Auch die Erste-Hilfe-Aufgabe stellt die Jungen und Mädchen vor keine größeren Schwierigkeiten. John Heine streckt den Arm aus, lässt sich abwechselnd einen normalen Verband und einen Druckverband anlegen und sieht dabei kerngesund aus. Der 13-Jährige ist, wie sein Jugendwehr-Kollege Niklas Hansel, eigentlich Gardeleger, beide gehen aber in Letzlingen zum Feuerwehr-Dienst, da sie aus dem Ort stammen.

Außerdem gehören Laufen und Schlauchtragen zum praktischen Teil der Prüfung, und auch die Aufstellung zum Einsatz wird geprüft.

In der Theorie müssen die Jungen und Mädchen einen korrekten Notruf absetzen können. Sie müssen sich mit Hydranten und deren Beschriftung auskennen, Knoten benennen und wissen, welches die wasserführenden Armaturen eines Feuerwehrautos sind.

Bestanden haben am Ende alle.
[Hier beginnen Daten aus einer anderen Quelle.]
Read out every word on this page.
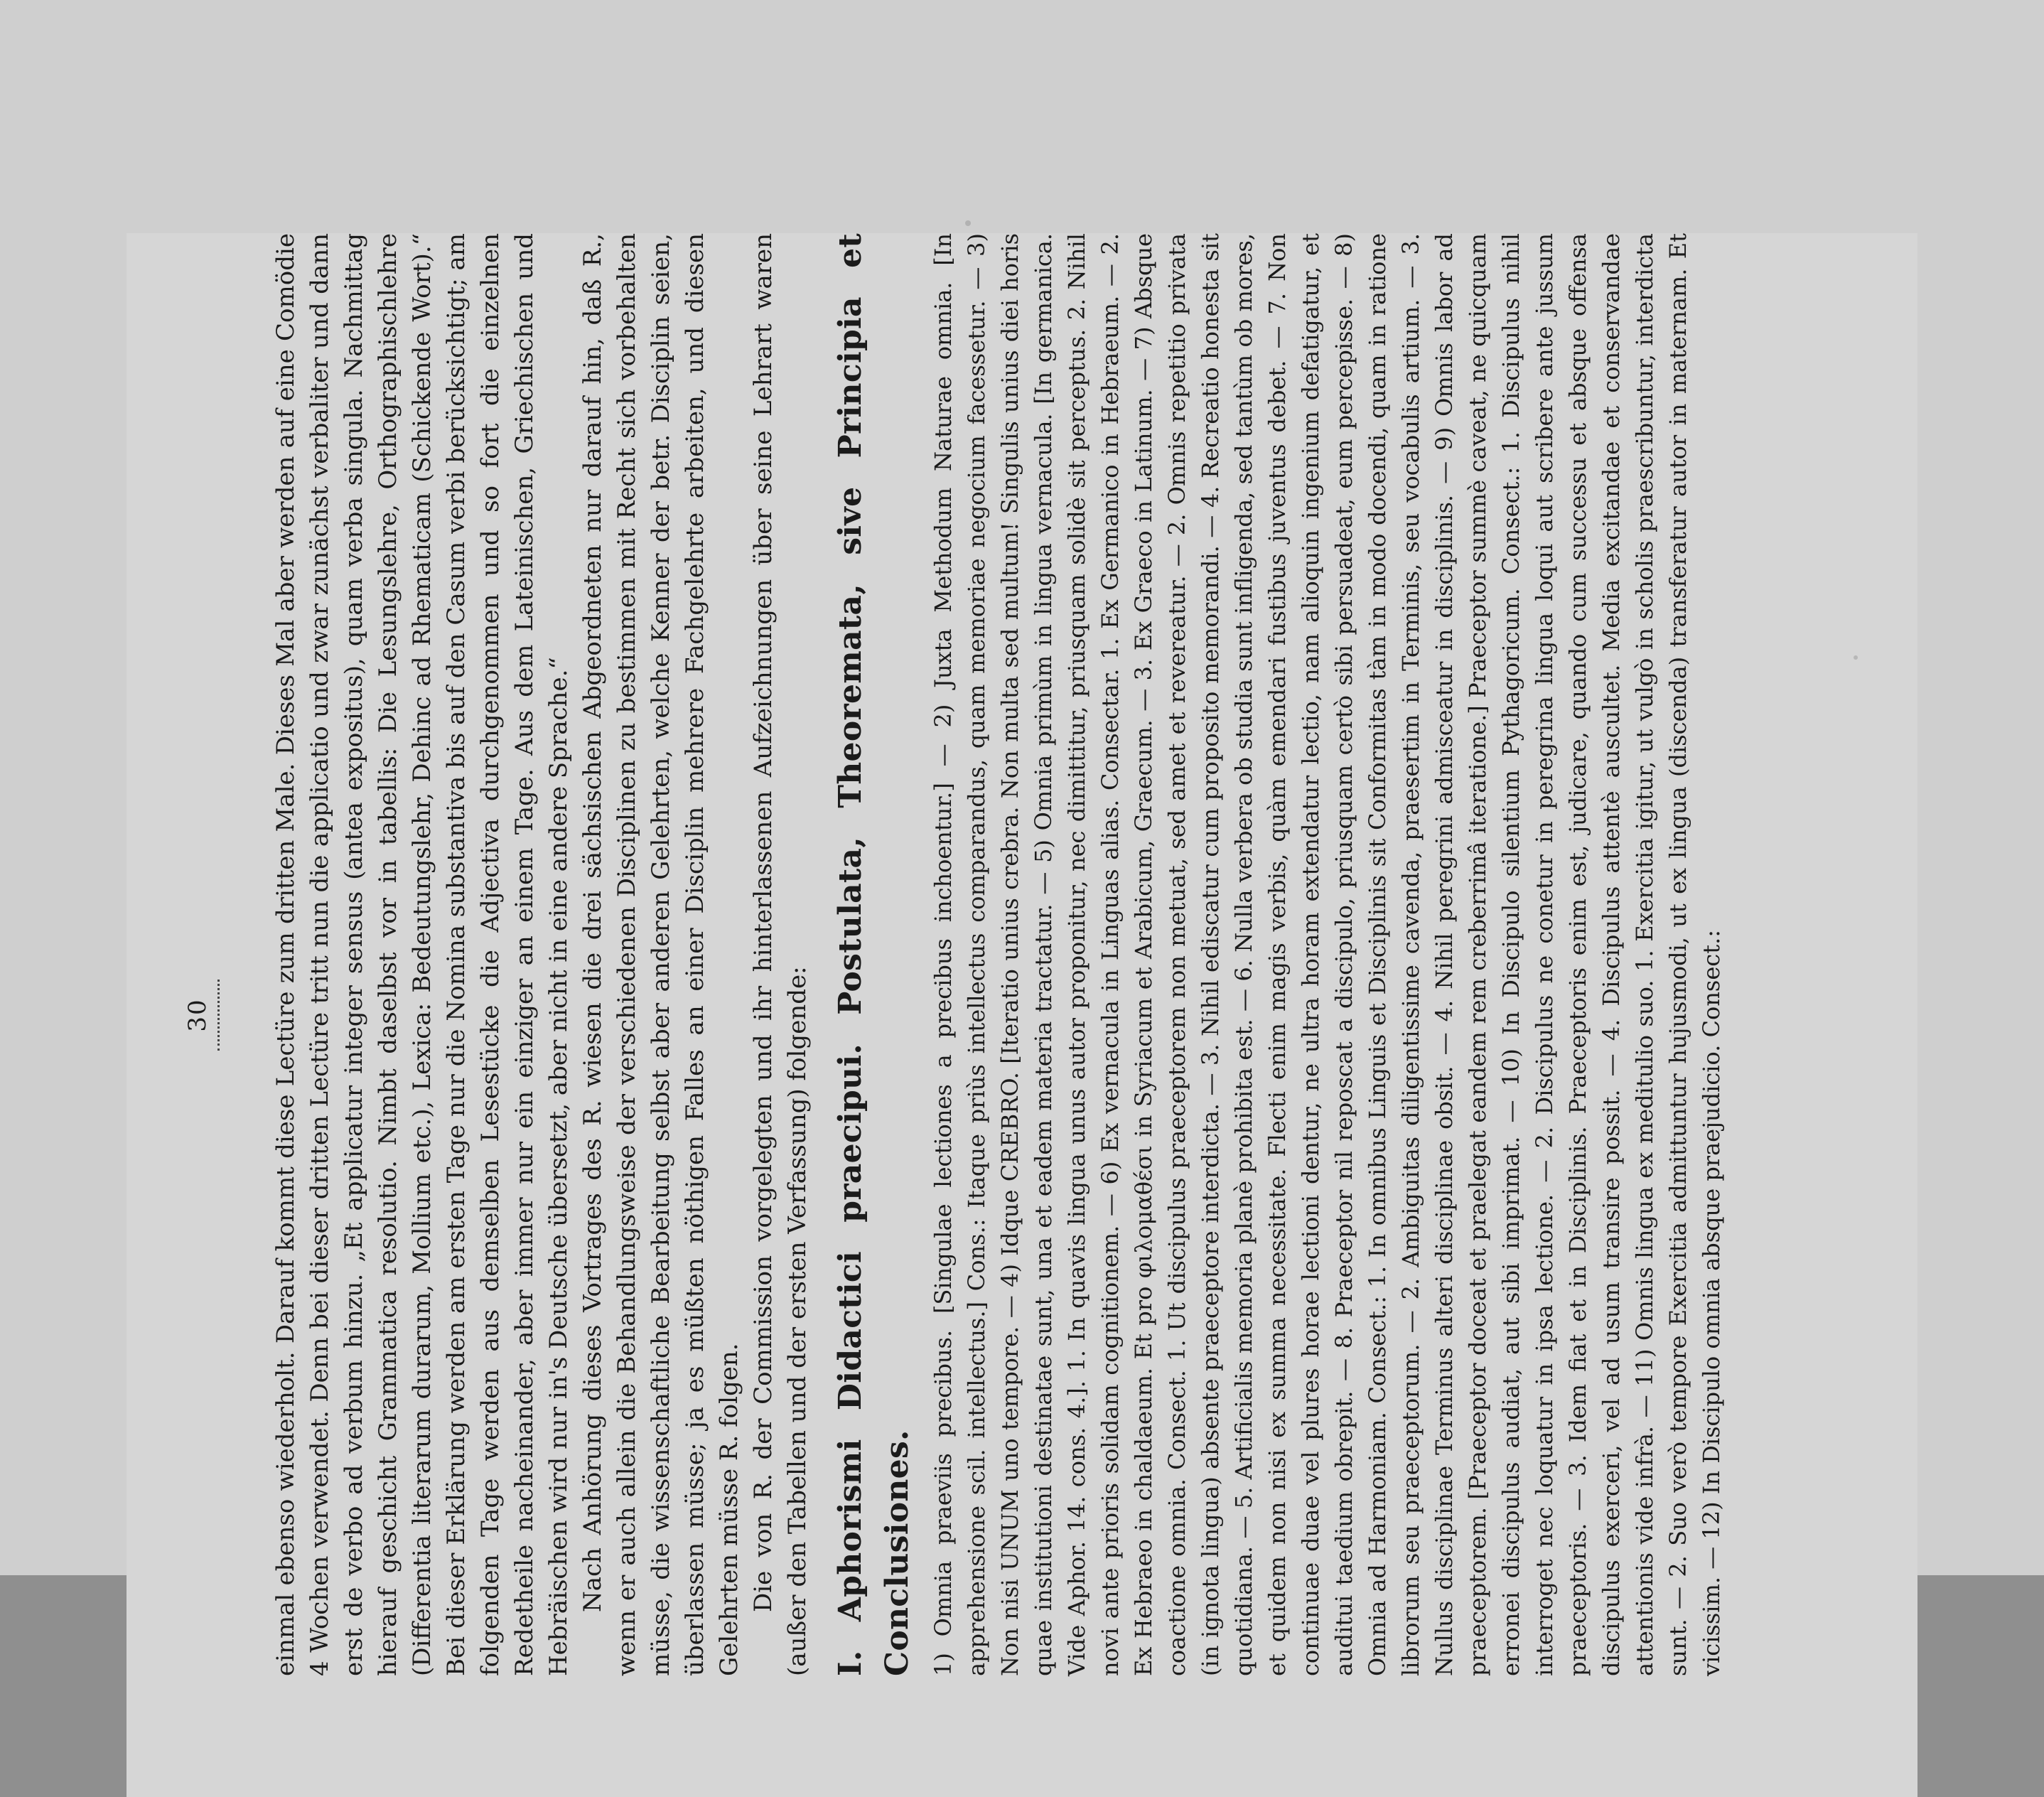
30 einmal ebenso wiederholt. Darauf kommt diese Lectüre zum dritten Male. Dieses Mal aber werden auf eine Comödie 4 Wochen verwendet. Denn bei dieser dritten Lectüre tritt nun die applicatio und zwar zunächst verbaliter und dann erst de verbo ad verbum hinzu. „Et applicatur integer sensus (antea expositus), quam verba singula. Nachmittag hierauf geschicht Grammatica resolutio. Nimbt daselbst vor in tabellis: Die Lesungslehre, Orthographischlehre (Differentia literarum durarum, Mollium etc.), Lexica: Bedeutungslehr, Dehinc ad Rhematicam (Schickende Wort).“ Bei dieser Erklärung werden am ersten Tage nur die Nomina substantiva bis auf den Casum verbi berücksichtigt; am folgenden Tage werden aus demselben Lesestücke die Adjectiva durchgenommen und so fort die einzelnen Redetheile nacheinander, aber immer nur ein einziger an einem Tage. Aus dem Lateinischen, Griechischen und Hebräischen wird nur in's Deutsche übersetzt, aber nicht in eine andere Sprache.“ Nach Anhörung dieses Vortrages des R. wiesen die drei sächsischen Abgeordneten nur darauf hin, daß R., wenn er auch allein die Behandlungsweise der verschiedenen Disciplinen zu bestimmen mit Recht sich vorbehalten müsse, die wissenschaftliche Bearbeitung selbst aber anderen Gelehrten, welche Kenner der betr. Disciplin seien, überlassen müsse; ja es müßten nöthigen Falles an einer Disciplin mehrere Fachgelehrte arbeiten, und diesen Gelehrten müsse R. folgen. Die von R. der Commission vorgelegten und ihr hinterlassenen Aufzeichnungen über seine Lehrart waren (außer den Tabellen und der ersten Verfassung) folgende: I. Aphorismi Didactici praecipui. Postulata, Theoremata, sive Principia et Conclusiones. 1) Omnia praeviis precibus. [Singulae lectiones a precibus inchoentur.] — 2) Juxta Methodum Naturae omnia. [In apprehensione scil. intellectus.] Cons.: Itaque priùs intellectus comparandus, quam memoriae negocium facessetur. — 3) Non nisi UNUM uno tempore. — 4) Idque CREBRO. [Iteratio unius crebra. Non multa sed multum! Singulis unius diei horis quae institutioni destinatae sunt, una et eadem materia tractatur. — 5) Omnia primùm in lingua vernacula. [In germanica. Vide Aphor. 14. cons. 4.]. 1. In quavis lingua unus autor proponitur, nec dimittitur, priusquam solidè sit perceptus. 2. Nihil novi ante prioris solidam cognitionem. — 6) Ex vernacula in Linguas alias. Consectar. 1. Ex Germanico in Hebraeum. — 2. Ex Hebraeo in chaldaeum. Et pro φιλομαθέσι in Syriacum et Arabicum, Graecum. — 3. Ex Graeco in Latinum. — 7) Absque coactione omnia. Consect. 1. Ut discipulus praeceptorem non metuat, sed amet et revereatur. — 2. Omnis repetitio privata (in ignota lingua) absente praeceptore interdicta. — 3. Nihil ediscatur cum proposito memorandi. — 4. Recreatio honesta sit quotidiana. — 5. Artificialis memoria planè prohibita est. — 6. Nulla verbera ob studia sunt infligenda, sed tantùm ob mores, et quidem non nisi ex summa necessitate. Flecti enim magis verbis, quàm emendari fustibus juventus debet. — 7. Non continuae duae vel plures horae lectioni dentur, ne ultra horam extendatur lectio, nam alioquin ingenium defatigatur, et auditui taedium obrepit. — 8. Praeceptor nil reposcat a discipulo, priusquam certò sibi persuadeat, eum percepisse. — 8) Omnia ad Harmoniam. Consect.: 1. In omnibus Linguis et Disciplinis sit Conformitas tàm in modo docendi, quam in ratione librorum seu praeceptorum. — 2. Ambiguitas diligentissime cavenda, praesertim in Terminis, seu vocabulis artium. — 3. Nullus disciplinae Terminus alteri disciplinae obsit. — 4. Nihil peregrini admisceatur in disciplinis. — 9) Omnis labor ad praeceptorem. [Praeceptor doceat et praelegat eandem rem creberrimâ iteratione.] Praeceptor summè caveat, ne quicquam erronei discipulus audiat, aut sibi imprimat. — 10) In Discipulo silentium Pythagoricum. Consect.: 1. Discipulus nihil interroget nec loquatur in ipsa lectione. — 2. Discipulus ne conetur in peregrina lingua loqui aut scribere ante jussum praeceptoris. — 3. Idem fiat et in Disciplinis. Praeceptoris enim est, judicare, quando cum successu et absque offensa discipulus exerceri, vel ad usum transire possit. — 4. Discipulus attentè auscultet. Media excitandae et conservandae attentionis vide infrà. — 11) Omnis lingua ex meditulio suo. 1. Exercitia igitur, ut vulgò in scholis praescribuntur, interdicta sunt. — 2. Suo verò tempore Exercitia admittuntur hujusmodi, ut ex lingua (discenda) transferatur autor in maternam. Et vicissim. — 12) In Discipulo omnia absque praejudicio. Consect.:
Am Abend überreicht Jugendwart Jan Schmalwaßer die begehrten Nadeln an Joy-Alix Torge und Hanna Meier. Für die Wiederholer Lex Möller, Colin und Elias Gieler und Niklas Hansel gibt es Urkunden.

Die Letzlinger Jugendfeuerwehr hat derzeit acht Mitglieder. Sie treffen sich im Zwei-Wochen-Rhythmus sonnabends im Letzlinger Feuerwehrgerätehaus. Beginn ist jeweils um 10 Uhr, Dienstschluss um 12 Uhr. Neue Mitglieder sind willkommen.